Changing more often exercises and proves out your ability to test and successfully push out changes, enhancing your confidence in your build and release processes. Additionally, it forces you to automate and streamline these processes, including configuration management and testing and deployment, which makes them more repeatable, reliable, and auditable.
Smaller, incremental changes are safer by nature. Because the scope of any change is small and generally isolated, the “blast radius” of each change is contained. Mistakes are also easier to catch because incremental changes made in small batches are easier to review and understand upfront, and require less testing.
When something does go wrong, it is also easier to understand what happened and to fix it, either by rolling back the change or pushing a fix out quickly using the Continuous Delivery pipeline.
It’s also important to understand that in DevOps many changes are rolled out dark. That is, they are disabled by default, using runtime “feature flags” or “feature toggles.” These features are usually switched on only for a small number of users at a time or for a short period, and in some cases only after an “operability review” or pre‐mortem review to make sure that the team understands what to watch for and is prepared for problems.

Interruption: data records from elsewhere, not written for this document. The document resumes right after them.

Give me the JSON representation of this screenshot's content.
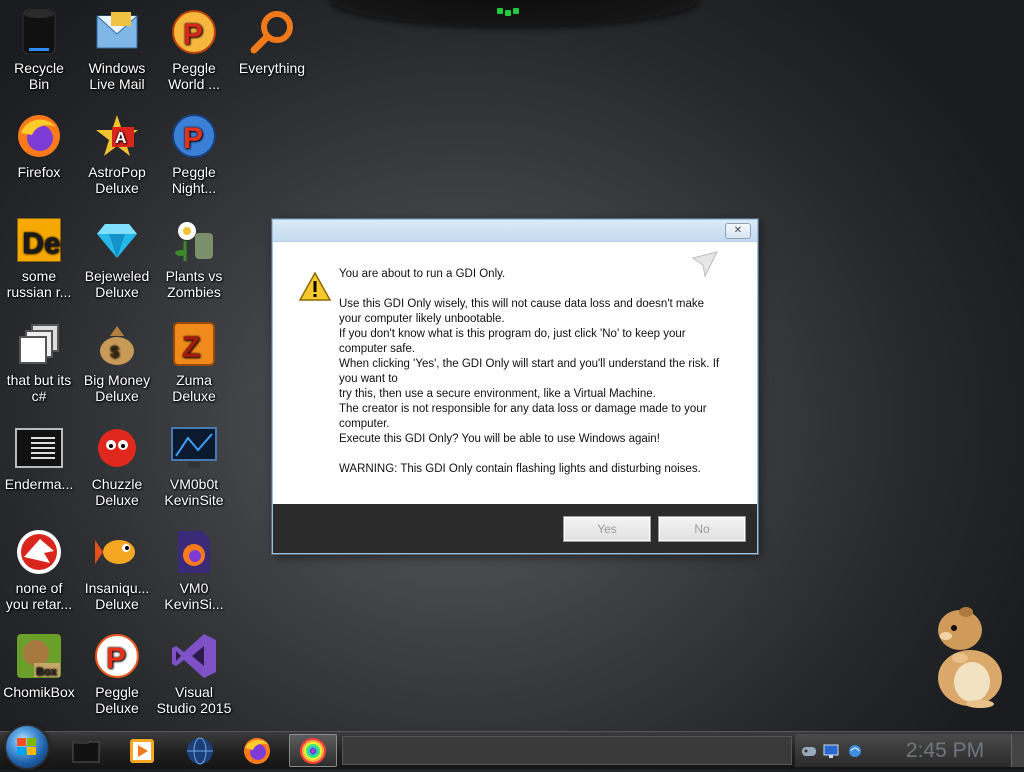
{
  "desktop_icons": [
    {
      "label": "Recycle\nBin",
      "icon": "recycle-bin-icon"
    },
    {
      "label": "Windows\nLive Mail",
      "icon": "mail-icon"
    },
    {
      "label": "Peggle\nWorld ...",
      "icon": "peggle-icon"
    },
    {
      "label": "Everything",
      "icon": "search-icon"
    },
    {
      "label": "Firefox",
      "icon": "firefox-icon"
    },
    {
      "label": "AstroPop\nDeluxe",
      "icon": "astropop-icon"
    },
    {
      "label": "Peggle\nNight...",
      "icon": "peggle-icon"
    },
    {
      "label": "some\nrussian r...",
      "icon": "de-icon"
    },
    {
      "label": "Bejeweled\nDeluxe",
      "icon": "gem-icon"
    },
    {
      "label": "Plants vs\nZombies",
      "icon": "plant-icon"
    },
    {
      "label": "that but its\nc#",
      "icon": "copy-icon"
    },
    {
      "label": "Big Money\nDeluxe",
      "icon": "money-bag-icon"
    },
    {
      "label": "Zuma\nDeluxe",
      "icon": "zuma-icon"
    },
    {
      "label": "Enderma...",
      "icon": "terminal-icon"
    },
    {
      "label": "Chuzzle\nDeluxe",
      "icon": "chuzzle-icon"
    },
    {
      "label": "VM0b0t\nKevinSite",
      "icon": "monitor-icon"
    },
    {
      "label": "none of\nyou retar...",
      "icon": "shark-icon"
    },
    {
      "label": "Insaniqu...\nDeluxe",
      "icon": "fish-icon"
    },
    {
      "label": "VM0\nKevinSi...",
      "icon": "firefox-file-icon"
    },
    {
      "label": "ChomikBox",
      "icon": "chomik-icon"
    },
    {
      "label": "Peggle\nDeluxe",
      "icon": "peggle-icon"
    },
    {
      "label": "Visual\nStudio 2015",
      "icon": "visual-studio-icon"
    }
  ],
  "dialog": {
    "heading": "You are about to run a GDI Only.",
    "lines": [
      "Use this GDI Only wisely, this will not cause data loss and doesn't make your computer likely unbootable.",
      "If you don't know what is this program do, just click 'No' to keep your computer safe.",
      "When clicking 'Yes', the GDI Only will start and you'll understand the risk. If you want to",
      "try this, then use a secure environment, like a Virtual Machine.",
      "The creator is not responsible for any data loss or damage made to your computer.",
      "Execute this GDI Only? You will be able to use Windows again!"
    ],
    "warning": "WARNING: This GDI Only contain flashing lights and disturbing noises.",
    "yes_label": "Yes",
    "no_label": "No",
    "close_label": "✕"
  },
  "taskbar": {
    "items": [
      "explorer-icon",
      "media-player-icon",
      "globe-icon",
      "firefox-icon",
      "rainbow-app-icon"
    ],
    "active_index": 4,
    "clock": "2:45 PM"
  }
}
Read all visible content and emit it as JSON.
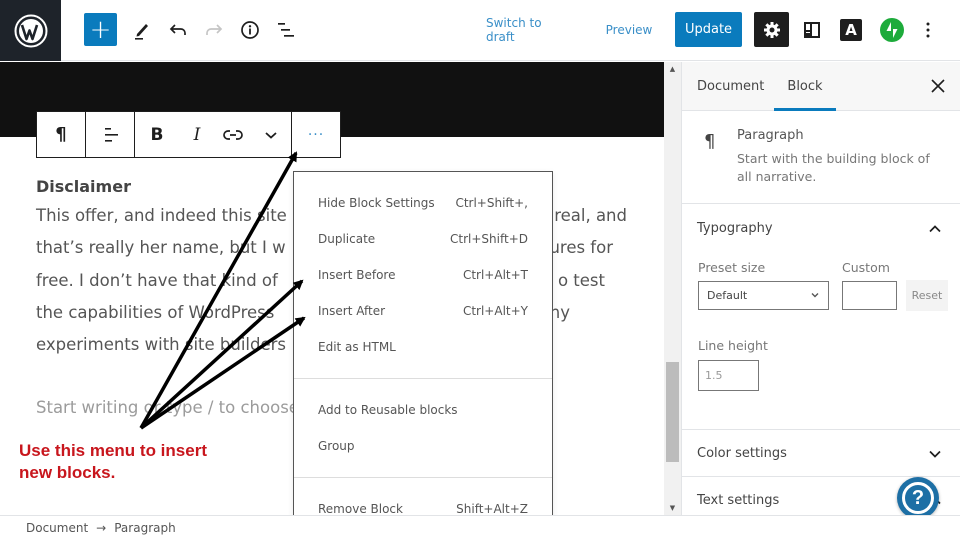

Another way to minimize the risk of change in Continuous Delivery or Continuous Deployment is canary releasing. Changes can be rolled out to a single node first, and automatically checked to ensure that there are no errors or negative trends in key metrics (for example, conversion rates), based on “the canary in a coal mine” metaphor. If problems are found with the canary system, the change is rolled back, the deployment is canceled, and the pipeline shut down until a fix is ready to go out. After a specified period of time, if the canary is still healthy, the changes are rolled out to more servers, and then eventually to the entire environment.